I called the next day to put in my official application and in a week he was mine.

Greyhounds are not like "regular" dogs in a few interesting ways.

At nearly five years old, Drive had never been in a car. He spent the 30-minute ride home panting and whining in my ear. He drooled anxiously down my shoulder until my shirt was see-through. He kept pressing his nose against my cheek, shaking.

He had never seen stairs. There are two -- only two! -- tiny little steps into our house, and I spent more than 30 minutes trying to push 75 pounds of confused canine up the necessary eight inches to get him through the door. To this day, he approaches stairs at full speed with his eyes closed, determined to get them over with. In the end, I lifted and carried him.

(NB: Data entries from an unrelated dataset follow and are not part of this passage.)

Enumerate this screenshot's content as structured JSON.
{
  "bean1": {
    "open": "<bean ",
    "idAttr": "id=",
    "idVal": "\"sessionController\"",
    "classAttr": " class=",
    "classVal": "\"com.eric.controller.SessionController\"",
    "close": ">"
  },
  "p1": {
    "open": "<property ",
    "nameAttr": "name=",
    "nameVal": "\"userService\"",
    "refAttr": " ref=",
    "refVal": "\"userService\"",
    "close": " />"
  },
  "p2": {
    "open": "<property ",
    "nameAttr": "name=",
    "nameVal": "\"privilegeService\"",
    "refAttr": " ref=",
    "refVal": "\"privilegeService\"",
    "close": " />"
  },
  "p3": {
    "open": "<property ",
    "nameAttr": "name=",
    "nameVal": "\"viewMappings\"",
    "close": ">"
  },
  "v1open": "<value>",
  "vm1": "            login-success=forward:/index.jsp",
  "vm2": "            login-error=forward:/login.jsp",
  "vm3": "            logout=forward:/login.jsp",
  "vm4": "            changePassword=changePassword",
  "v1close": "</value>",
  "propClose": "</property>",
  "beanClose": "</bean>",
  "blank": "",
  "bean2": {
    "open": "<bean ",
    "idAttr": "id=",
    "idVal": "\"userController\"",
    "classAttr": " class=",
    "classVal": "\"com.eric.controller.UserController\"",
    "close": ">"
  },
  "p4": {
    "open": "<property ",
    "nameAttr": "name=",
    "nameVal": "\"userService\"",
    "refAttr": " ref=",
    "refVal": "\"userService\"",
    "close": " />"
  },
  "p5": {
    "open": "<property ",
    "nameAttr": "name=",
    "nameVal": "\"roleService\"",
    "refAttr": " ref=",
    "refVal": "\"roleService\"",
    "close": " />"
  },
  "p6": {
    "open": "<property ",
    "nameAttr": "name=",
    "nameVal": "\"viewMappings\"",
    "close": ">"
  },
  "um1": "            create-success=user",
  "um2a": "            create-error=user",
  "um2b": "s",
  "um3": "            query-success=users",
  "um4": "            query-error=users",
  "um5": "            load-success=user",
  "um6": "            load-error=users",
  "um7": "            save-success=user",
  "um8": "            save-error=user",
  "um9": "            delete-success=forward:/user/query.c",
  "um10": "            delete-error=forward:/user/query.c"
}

He had never been in a house. The hallway in our home was some terrifying ordeal for him, because he lacked the ability to turn around. You go ahead. You go backwards if you must. What is this "turning" nonsense?!

We had a few hours to ourselves, Drive and I, before the other pieces of our family puzzle arrived home to meet him. It was quiet and I'm not embarrassed by how long I spent staring into his eyes and telling him I would love him forever. I stroked him until he wasn't so scared, showed him every possible thing I could think of that might confuse him, walked him around to distract him, and kept letting him hear my voice. I could not stop talking to him.

I still talk to him all day, because he's never stopped listening.